Buna ek olarak, hükümet Orta Doğu'da mültecileri Danimarka hakkında uyaran ilanlar vermiş ve Danimarka'da kalışlarını finanse etmek için polisin sığınmacıların değerli eşyalarını almasına izin veren bir mücevher yasasını yürürlüğe koymuştur. Getto yasası, diğer şeylerin yanı sıra, belirli mahallelerde yaşayan insanlar için cezaları iki katına çıkarmaktadır. Bunun paralel toplumlarla mücadeleye yardımcı olması amaçlanmaktadır.
Bendixen, Danimarka'nın mülteci politikasının insanları korkutup kaçırmaktan ibaret olduğunu söylüyor. Örneğin mücevher yasası pratikte işe yaramıyor ve neredeyse hiç uygulanmıyor. "Bu tamamen sembolik bir politika." Hükümet muhtemelen daha çok dış etkiyle ilgileniyordu.
"Bunun kutlanması gerekiyor"
Bu yaklaşımın arkasındaki itici güç sadece paradigma değişimini takip eden seçimlerde çöküşe geçen sağ popülist Danimarka Halk Partisi değil, aynı zamanda sağ liberal parti Venstre'den dönemin Yabancılar ve Entegrasyon Bakanı Inger Støjberg'di. Bakan 2017 yılında yabancılara yönelik kuralların 50. kez sıkılaştırılmasını bir yıldönümü pastası ve "Bu kutlanmalı" sözleriyle kutladı.

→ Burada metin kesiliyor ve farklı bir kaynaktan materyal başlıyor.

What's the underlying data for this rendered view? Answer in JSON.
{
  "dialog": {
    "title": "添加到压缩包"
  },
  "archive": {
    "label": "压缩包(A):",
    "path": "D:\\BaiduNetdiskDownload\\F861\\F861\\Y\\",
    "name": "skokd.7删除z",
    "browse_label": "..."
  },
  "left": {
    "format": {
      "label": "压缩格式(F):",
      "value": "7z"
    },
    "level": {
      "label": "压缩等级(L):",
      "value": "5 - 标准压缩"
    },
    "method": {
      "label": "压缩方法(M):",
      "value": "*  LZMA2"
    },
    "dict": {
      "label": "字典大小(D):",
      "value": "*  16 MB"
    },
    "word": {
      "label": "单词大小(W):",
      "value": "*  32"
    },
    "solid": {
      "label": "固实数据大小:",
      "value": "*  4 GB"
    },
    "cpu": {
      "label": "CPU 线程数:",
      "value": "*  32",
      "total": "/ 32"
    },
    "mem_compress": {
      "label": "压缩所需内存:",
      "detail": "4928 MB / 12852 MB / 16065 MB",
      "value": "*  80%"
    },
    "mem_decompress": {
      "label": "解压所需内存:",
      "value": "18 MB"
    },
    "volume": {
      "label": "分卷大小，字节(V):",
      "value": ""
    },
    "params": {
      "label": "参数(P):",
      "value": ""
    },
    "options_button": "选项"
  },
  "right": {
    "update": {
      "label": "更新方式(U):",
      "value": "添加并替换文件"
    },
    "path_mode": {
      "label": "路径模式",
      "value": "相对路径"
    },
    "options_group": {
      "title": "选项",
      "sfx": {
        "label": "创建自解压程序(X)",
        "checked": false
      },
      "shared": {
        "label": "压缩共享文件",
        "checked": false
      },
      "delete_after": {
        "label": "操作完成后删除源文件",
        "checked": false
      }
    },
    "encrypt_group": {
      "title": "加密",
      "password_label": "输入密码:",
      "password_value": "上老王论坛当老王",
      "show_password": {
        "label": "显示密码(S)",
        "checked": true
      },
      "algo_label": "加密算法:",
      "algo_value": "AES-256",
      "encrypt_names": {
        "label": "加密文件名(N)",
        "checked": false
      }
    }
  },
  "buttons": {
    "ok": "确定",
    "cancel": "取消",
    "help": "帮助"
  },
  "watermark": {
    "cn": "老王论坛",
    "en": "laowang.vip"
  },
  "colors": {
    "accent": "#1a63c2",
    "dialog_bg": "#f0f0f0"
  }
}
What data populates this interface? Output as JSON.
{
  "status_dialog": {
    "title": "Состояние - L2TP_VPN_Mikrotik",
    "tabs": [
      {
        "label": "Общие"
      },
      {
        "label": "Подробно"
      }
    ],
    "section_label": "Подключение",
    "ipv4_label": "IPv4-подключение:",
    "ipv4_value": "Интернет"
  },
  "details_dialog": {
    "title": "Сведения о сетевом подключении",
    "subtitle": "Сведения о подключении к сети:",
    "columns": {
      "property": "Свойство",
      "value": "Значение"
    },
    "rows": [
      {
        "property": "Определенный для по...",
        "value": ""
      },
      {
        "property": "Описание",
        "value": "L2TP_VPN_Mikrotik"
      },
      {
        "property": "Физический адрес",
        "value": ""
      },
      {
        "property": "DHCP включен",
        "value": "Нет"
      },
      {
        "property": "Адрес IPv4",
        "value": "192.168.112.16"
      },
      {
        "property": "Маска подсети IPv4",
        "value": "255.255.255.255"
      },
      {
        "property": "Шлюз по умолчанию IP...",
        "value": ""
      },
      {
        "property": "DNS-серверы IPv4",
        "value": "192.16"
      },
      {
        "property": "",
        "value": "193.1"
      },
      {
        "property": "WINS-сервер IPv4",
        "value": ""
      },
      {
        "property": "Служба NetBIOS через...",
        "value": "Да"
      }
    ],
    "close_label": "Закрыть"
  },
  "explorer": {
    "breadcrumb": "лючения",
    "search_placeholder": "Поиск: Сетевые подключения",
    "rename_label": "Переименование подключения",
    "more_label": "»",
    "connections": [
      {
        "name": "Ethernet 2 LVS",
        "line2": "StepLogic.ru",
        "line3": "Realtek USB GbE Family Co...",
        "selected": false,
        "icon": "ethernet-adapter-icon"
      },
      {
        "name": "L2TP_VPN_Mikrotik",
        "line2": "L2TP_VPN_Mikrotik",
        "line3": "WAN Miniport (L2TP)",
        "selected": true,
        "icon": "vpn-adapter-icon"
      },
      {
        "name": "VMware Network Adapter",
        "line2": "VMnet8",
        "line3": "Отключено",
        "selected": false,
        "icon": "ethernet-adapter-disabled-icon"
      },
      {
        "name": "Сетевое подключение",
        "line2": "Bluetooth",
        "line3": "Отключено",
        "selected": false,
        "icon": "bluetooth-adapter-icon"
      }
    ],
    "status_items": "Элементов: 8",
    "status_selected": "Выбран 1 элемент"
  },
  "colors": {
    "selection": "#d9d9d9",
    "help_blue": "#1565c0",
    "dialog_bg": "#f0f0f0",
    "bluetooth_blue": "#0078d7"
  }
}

Almanya'da daha sert bir iltica politikasını savunanlar Danimarka'daki rakamları örnek olarak göstermeyi seviyor. Kopenhag Yabancılar ve Entegrasyon Bakanlığı'na göre geçen yıl Danimarka'da 4597 kişi iltica başvurusunda bulunurken, Almanya'da bu sayı 244.000'in üzerinde. Rakamları karşılaştırılabilir hale getirmek için: Almanya'nın nüfusu Danimarka'nın yaklaşık 14 katı, ancak sığınmacı sayısı 53 kat daha fazla.
Üç mülteci grubu
Danimarka'da sığınmacı olarak kayıt yaptıran herkes genellikle önce Sandholm'a gider ve mülakata alınır. Göçmenlik makamları daha sonra Dublin Anlaşması kapsamındaki ülkelerde kayıtlı olan kişileri ayırır. Danimarka kendini bu mültecilerden sorumlu hissetmiyor.
Diğerleri üç gruba ayrılır: Açıkça reddedilebilecek başvuranlar, daha yakından incelenmesi gereken başvuranlar ve makul sığınma gerekçeleri olan kişiler. Tanınan mültecilere, genellikle Sandholm kadar uzak bir sığınma merkezinde, genellikle üç yıllık bir başlangıç dönemi için yaşayacakları bir yer tahsis edilir. Merkezlerde bir anaokulu bulunmaktadır.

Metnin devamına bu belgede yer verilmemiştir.